I don’t know that I really believe number 1 or 2. Number 3 deserves a little consideration, and I mostly say that because of the tone of your letter, not the content. I agree with @carolineframke, who wrote “This person does not seem to like their partner, as a person.” But assuming that’s not how you truly feel and you were just exasperated when you wrote in, a conversation could really help. Great news: Another huge chunk of the responses involved people providing the script you requested. I thought they had solid ideas, so I’ll turn it over to them and let you pick and choose the words that work best:

I think he can be honest, within limits. He can make it more about him.

“I love your empathy.
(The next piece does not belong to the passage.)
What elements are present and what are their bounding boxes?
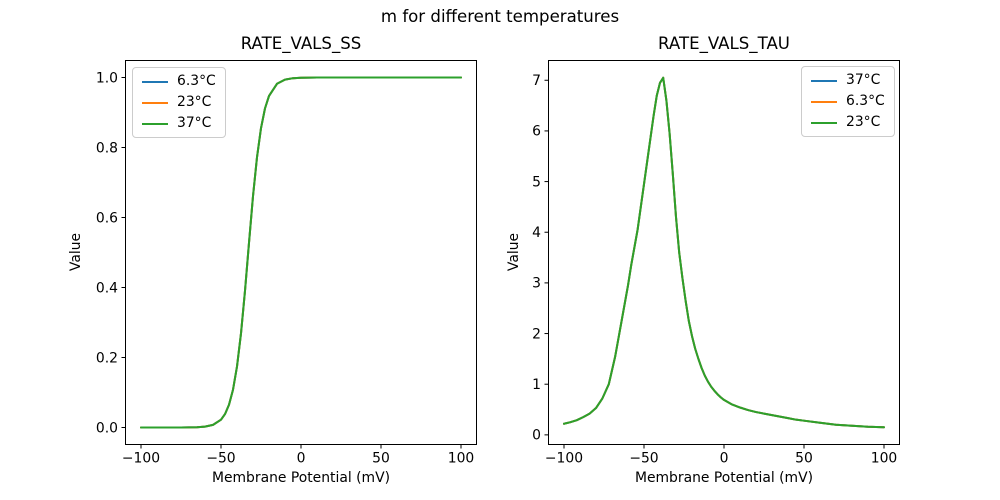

I am not able to handle that kind of borrowed emotion like you are. When I get a lot of that from you, it affects me. It means I can’t focus or do things I need to do.” —@jfbeacom

Isn’t the solution to “just” tell her how you feel? “I care deeply about your friend, but hearing daily updates takes a toll on me emotionally. Could you give me updates when there are major developments?” —@nomoreevictions

Talk when relaxed. Shift your focus from shutting down feelings to validating hers and communicating yours. “I hear you.” Tell her you want to support her but struggle w/ how to do that while acknowledging your limits. Make a genuine request and try to problem-solve together. —@laurkrouse

Suggest tactical ways you can both help (send a card, make dinner)—it’s opportunity to redirect without being rude to their wife AND can build empathy for themselves. They can also set boundaries! “I know you are processing this but it is hard to hear these updates right now” —@sarahdiller

“Sweetie, I need to be honest—I do not have the capacity for engaging in emotional/empathetic processing that you do. I love you and your big heart but I am not always going to be able to process things with you and even need to just check out sometimes. I hope you understand.” —@claireczosek

Clearly not a popular opinion but I feel the LW. We do this all the time when we go into “wow that’s crazy” mode when someone is talking about something we cannot respond to on the same emotional level. So here’s how I think LW should respond… LW absolutely needs to hold space for the wife to vent & express empathy. When it gets to a breaking point for LW: “baby, is there anything concrete I can do to help? Seeing you so upset by this wrecks bc I feel helpless & unsure how to respond. Idk where to go from here.” —@tnwhiskeywoman

“I know that you’re worried for your friend, and I love how much you care about them. I’m guessing that talking about your worries helps you feel better … but it makes me feel worse. Can we cut back on how much we talk about your friend’s problems, or limit it to certain times?” —@SociologistKate

You have some really good options there that focus on how you feel, rather than on criticizing her for being the way she is. Which is good because I have a strong feeling her “exhaustingly empathetic” personality actually benefits you in many ways—like helping her be patient with you when you do things that bother her. Make sure you return the favor.